X-Rays of a Lie

(Radiografia de una Mentira)

The war of propaganda continues in Venezuela. In America, Michael Moore's Fahrenheit 9/11 eventually triggered some inferior responses from conservative filmmakers. Celsius 41.11 was a five-point rebuttal to Moore's film, and while it may have done a good job in presenting a case against Moore, it did so in a dry, dull way. Worse, it was reactionary, thus felt on the defensive for most of the film. In Venezuela, The Revolution Will Not Be Televised triggered a similar response. This is perfectly natural given the extremely controversial nature of President Hugo Chavez. Chavez is an extremely polarizing figure who recently won a reelection campaign in an election forced by the opposition, when they garnered enough signatures. Revolution was obviously pro-Chavez in its slant. Chavez supporters tended to fall amongst the poor, and there are many poor people in Venezuela. Chavez opponents tended to be from the middle and upper class, who worried about Chavez's promises to redistribute the oil wealth and thereby diminish their power.

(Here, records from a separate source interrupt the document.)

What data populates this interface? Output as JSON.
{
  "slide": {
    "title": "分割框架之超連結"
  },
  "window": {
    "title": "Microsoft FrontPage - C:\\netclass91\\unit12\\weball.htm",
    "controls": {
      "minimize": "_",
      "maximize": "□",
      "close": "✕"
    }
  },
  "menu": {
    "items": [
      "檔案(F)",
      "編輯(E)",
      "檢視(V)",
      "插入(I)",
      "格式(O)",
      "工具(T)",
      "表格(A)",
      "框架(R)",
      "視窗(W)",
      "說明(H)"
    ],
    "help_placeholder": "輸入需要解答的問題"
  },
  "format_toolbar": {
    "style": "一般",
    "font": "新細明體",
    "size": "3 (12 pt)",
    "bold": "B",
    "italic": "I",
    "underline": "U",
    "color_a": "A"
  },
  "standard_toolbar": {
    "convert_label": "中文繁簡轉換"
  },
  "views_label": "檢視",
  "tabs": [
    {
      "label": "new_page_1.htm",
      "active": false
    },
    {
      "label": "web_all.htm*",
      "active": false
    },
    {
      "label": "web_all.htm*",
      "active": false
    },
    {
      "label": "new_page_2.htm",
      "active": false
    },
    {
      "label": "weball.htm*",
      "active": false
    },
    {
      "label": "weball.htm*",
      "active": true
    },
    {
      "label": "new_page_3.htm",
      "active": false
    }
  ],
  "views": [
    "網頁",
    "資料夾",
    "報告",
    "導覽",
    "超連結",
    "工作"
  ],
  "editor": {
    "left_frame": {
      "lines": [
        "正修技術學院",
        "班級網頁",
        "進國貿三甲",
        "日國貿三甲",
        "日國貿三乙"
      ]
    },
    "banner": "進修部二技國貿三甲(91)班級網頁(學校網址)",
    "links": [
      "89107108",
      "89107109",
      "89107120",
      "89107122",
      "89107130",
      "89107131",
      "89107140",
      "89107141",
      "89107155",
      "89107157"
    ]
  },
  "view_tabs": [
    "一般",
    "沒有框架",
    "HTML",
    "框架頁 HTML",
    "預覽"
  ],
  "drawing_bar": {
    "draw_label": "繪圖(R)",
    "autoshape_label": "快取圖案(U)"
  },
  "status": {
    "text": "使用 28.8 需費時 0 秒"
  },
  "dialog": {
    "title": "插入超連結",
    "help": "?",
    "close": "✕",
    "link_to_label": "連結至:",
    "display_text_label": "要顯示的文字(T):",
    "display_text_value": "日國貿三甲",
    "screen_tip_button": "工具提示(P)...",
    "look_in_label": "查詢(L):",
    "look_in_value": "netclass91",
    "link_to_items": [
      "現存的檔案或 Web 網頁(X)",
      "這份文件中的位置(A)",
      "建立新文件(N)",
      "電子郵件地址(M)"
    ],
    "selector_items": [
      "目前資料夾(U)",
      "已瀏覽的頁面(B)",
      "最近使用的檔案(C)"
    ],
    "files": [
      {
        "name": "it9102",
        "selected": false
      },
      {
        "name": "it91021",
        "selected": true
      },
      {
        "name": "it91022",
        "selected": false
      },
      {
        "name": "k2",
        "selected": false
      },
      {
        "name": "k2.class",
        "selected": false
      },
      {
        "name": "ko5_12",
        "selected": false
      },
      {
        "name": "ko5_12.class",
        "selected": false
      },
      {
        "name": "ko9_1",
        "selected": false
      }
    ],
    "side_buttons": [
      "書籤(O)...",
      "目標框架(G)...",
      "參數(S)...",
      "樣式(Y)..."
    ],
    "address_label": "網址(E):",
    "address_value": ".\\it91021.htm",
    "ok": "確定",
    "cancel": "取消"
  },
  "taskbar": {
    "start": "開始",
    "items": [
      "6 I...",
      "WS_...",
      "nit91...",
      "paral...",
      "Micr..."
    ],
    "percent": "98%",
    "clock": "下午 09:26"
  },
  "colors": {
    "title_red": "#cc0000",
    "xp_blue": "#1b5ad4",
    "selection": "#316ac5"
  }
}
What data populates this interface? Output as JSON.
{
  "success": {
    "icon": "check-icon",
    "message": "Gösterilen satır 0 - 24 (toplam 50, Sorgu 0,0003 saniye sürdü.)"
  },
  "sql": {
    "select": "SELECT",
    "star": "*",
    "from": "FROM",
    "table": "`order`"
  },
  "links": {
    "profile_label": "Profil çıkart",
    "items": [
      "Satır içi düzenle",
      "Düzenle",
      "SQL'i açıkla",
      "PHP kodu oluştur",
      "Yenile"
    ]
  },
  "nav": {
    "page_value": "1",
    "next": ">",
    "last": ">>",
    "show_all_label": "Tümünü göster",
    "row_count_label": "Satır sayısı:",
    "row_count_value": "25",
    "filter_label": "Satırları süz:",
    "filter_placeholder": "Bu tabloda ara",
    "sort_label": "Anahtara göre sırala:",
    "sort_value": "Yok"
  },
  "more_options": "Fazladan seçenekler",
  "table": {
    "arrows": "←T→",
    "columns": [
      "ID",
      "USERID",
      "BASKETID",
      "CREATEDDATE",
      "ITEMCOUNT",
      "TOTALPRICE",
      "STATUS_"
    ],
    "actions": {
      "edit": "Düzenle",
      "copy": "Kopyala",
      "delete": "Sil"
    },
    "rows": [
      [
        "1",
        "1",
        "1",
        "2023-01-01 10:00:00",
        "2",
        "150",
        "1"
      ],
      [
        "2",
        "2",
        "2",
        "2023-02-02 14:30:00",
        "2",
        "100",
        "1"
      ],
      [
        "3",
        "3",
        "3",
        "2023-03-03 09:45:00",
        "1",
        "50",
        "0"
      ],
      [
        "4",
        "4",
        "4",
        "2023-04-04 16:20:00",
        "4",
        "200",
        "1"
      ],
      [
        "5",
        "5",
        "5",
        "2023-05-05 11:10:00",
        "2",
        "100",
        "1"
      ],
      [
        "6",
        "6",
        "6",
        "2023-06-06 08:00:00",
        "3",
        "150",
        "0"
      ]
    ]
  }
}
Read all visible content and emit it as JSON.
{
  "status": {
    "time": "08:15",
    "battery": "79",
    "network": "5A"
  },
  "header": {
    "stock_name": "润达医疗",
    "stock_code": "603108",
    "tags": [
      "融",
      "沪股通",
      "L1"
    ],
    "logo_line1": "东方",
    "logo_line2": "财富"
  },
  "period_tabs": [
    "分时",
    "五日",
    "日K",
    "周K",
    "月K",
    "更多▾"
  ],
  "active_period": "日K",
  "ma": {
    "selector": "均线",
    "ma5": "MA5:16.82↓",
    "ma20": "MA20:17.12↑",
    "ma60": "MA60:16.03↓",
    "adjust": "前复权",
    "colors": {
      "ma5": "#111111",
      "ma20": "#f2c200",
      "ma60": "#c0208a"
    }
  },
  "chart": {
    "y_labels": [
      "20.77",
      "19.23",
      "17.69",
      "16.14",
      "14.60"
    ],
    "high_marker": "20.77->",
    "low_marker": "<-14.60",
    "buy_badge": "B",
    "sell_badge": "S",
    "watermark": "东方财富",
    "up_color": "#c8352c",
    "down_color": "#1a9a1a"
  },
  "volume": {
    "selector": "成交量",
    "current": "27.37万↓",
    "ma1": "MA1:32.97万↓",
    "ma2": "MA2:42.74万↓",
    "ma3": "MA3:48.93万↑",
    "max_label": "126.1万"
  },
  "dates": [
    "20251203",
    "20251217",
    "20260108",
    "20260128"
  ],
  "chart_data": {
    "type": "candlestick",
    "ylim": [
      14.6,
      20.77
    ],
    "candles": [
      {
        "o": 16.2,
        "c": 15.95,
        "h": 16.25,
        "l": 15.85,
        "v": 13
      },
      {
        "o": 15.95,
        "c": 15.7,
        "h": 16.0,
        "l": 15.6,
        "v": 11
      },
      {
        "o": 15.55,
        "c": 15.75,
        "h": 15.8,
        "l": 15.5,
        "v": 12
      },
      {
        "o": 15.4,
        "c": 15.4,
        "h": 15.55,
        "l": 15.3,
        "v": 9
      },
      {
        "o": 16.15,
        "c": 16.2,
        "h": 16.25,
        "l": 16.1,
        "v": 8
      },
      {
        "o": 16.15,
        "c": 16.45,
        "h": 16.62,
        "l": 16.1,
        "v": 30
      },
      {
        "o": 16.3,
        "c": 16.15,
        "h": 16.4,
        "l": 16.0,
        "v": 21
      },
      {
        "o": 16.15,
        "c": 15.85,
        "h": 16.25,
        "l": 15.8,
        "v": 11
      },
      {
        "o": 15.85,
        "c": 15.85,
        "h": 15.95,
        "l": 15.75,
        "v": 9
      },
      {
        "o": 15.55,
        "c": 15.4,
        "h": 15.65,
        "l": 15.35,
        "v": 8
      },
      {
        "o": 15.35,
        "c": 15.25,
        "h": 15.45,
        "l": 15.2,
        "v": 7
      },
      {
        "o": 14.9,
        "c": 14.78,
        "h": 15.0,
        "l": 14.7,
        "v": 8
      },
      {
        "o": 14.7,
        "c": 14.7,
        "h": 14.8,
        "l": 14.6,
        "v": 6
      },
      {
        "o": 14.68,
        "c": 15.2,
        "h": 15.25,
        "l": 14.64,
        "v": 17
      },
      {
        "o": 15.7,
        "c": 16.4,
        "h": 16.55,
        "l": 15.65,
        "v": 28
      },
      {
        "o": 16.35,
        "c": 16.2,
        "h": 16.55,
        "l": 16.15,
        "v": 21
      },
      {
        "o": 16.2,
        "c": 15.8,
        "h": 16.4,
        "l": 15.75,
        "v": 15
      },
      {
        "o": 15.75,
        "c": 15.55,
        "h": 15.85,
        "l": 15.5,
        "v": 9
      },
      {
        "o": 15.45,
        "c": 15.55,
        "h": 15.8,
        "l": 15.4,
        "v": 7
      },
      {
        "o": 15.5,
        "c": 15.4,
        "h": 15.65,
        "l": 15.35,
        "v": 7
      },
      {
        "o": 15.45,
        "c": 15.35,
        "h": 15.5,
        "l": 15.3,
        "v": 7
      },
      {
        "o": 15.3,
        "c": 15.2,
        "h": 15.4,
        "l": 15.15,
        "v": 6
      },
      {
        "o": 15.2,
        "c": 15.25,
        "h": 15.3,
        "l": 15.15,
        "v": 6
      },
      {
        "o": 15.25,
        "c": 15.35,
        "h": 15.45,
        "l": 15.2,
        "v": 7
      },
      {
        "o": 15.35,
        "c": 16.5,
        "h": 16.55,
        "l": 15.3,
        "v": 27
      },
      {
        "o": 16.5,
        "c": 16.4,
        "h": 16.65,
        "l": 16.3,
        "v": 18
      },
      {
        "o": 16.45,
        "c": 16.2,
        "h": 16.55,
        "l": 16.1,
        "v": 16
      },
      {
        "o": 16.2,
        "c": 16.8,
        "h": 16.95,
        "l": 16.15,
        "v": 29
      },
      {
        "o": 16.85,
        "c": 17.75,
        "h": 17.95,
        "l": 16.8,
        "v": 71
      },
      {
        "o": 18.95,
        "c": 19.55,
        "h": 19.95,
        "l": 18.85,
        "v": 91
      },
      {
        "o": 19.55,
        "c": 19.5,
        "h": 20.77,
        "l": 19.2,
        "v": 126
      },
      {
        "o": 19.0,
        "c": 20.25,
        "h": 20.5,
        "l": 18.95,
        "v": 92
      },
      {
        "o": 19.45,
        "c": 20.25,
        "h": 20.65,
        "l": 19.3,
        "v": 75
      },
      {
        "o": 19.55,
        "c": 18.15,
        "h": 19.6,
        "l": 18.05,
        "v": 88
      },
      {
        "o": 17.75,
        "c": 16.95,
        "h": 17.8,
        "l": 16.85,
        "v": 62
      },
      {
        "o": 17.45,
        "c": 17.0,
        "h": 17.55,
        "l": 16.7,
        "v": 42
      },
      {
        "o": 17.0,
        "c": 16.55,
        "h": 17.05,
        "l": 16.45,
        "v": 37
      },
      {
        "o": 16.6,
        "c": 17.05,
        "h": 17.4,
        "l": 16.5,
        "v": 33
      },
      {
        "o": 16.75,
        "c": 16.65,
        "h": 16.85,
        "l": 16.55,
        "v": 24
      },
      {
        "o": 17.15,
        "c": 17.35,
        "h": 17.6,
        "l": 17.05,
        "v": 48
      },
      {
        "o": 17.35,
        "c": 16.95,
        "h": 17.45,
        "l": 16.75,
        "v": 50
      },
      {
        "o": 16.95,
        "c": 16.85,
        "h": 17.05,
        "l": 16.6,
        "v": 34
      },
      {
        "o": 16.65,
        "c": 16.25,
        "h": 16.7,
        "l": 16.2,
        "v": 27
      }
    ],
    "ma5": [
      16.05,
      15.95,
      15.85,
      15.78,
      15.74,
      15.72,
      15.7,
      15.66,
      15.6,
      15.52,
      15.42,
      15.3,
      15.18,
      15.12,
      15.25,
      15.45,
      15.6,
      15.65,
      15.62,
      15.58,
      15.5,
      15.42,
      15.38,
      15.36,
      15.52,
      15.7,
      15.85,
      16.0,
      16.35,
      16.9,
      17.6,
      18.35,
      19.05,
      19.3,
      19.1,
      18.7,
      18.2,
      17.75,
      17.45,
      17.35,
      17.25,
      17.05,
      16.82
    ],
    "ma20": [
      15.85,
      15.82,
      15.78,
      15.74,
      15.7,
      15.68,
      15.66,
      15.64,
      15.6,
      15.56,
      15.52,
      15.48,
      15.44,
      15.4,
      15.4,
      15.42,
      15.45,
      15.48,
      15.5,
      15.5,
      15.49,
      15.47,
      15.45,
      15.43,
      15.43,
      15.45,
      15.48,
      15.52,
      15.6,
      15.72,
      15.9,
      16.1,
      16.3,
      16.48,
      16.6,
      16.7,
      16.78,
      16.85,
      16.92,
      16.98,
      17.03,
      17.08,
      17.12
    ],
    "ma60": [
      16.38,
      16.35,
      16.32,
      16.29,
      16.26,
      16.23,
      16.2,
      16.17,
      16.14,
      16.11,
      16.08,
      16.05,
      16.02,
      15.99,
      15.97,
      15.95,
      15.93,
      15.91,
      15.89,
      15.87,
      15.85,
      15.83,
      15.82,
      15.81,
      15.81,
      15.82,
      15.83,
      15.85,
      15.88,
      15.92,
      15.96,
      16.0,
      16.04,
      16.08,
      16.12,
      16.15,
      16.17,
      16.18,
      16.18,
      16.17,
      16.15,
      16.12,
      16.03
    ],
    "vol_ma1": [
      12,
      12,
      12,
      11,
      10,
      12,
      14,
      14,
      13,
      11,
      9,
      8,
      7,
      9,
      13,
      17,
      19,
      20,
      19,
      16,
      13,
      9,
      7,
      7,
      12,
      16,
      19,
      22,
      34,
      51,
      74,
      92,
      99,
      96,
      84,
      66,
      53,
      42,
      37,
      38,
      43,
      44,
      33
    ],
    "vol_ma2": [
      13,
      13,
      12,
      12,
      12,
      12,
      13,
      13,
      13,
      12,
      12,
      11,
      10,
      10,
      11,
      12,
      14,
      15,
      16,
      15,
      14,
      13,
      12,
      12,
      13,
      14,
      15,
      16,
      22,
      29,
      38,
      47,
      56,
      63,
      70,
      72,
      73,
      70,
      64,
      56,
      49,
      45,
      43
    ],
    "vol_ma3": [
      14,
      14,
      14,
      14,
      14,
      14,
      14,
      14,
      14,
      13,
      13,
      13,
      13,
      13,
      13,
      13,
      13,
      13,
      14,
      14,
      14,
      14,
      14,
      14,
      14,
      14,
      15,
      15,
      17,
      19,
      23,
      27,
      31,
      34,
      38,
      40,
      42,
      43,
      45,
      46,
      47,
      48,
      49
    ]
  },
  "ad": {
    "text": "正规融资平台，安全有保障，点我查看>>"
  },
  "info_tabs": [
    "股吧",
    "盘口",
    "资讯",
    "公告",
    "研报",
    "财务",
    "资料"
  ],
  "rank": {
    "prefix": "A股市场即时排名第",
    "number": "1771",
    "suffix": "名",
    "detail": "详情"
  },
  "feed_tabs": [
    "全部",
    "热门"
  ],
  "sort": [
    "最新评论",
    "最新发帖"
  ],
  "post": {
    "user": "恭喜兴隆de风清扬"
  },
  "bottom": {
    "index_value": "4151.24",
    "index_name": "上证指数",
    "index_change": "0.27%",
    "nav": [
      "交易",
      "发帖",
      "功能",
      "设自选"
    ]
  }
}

The largest allegation from directors Wolfgang Schalk and Thaelman Urgelles against Revolution is that it is a pure piece of propaganda, financed by the Chavez regime and distributed under various names. Venezuelan officials carry copies of the film around with them when they travel the world, and try to organize as many screenings as possible. The purpose is to extol Chavez while dragging the opposition through the dirt. Schalk and Urgelles presented their case in a seminar, where they had a panel moderating a discussion of Revolution. Well, really it was just a panel that tore apart Revolution piece by piece, responding to its various allegations. X-Rays of a Lie is nothing more than a nicely edited video of that presentation.

In this respect, this is a worse film, not because of its content, but because of its presentation. Many of the scenes with Schalk and his pointer standing in front of a large screen rebutting various arguments feels like a college lecture because, well, that's basically what it was. He has a bunch of interested people watching, and he and the moderators rail on about the evils of Revolution, pretty much the same way that Revolution railed against the opposition. The camera focuses on the other moderators, turning this into one of those videos people can buy when they're about to go home from that business convention. The editing is nice, and X-Rays of a Lie works when it focuses not on that discussion, but on a wealth of documentary footage from other sources contrary to what was seen in Revolution. With so much footage, Schalk and Urgelles should have used more voice over to present their points.

This documentary presents five types of "lies" - conceptual lies, editing lies, omissions, half lies, and full-on untruths. However, it tends to fall into two categories, interesting and uninteresting. There is a brief, highly interesting explanation on the power of the government over Venezuelan television, and the ability of Chavez to commandeer airtime for his own broadcasts that does take the wind out of many claims in Revolution. They also present facts that are the opposite of what Revolution stated, and do so in a clear and simple manner. At other times the film becomes extremely nit-picky, taking every opportunity to show how Revolution was flawed, just to point out how wrong it was. While the use of judicious editing may be ethically wrong, it will probably be interesting to film students or aficionados of Venezuelan politics, but few others. Schalk and Urgelles are obviously passionate about their subject. But in their ardor, they didn't realize that not everybody else feels the same way they do. They need to grip the audience and utterly convince them of their rightness, and this doesn't happen when presenting their arguments in lecture form. The Revolution Will Not Be Televised does an excellent job of this. Anybody watching can tell that it's clearly biased in one direction, but it still makes for a gripping viewing experience.

Mongoose Rates It: Okay.
1 hour, 22 minutes, Spanish with English subtitles, Not Rated but would probably be a PG or PG-13.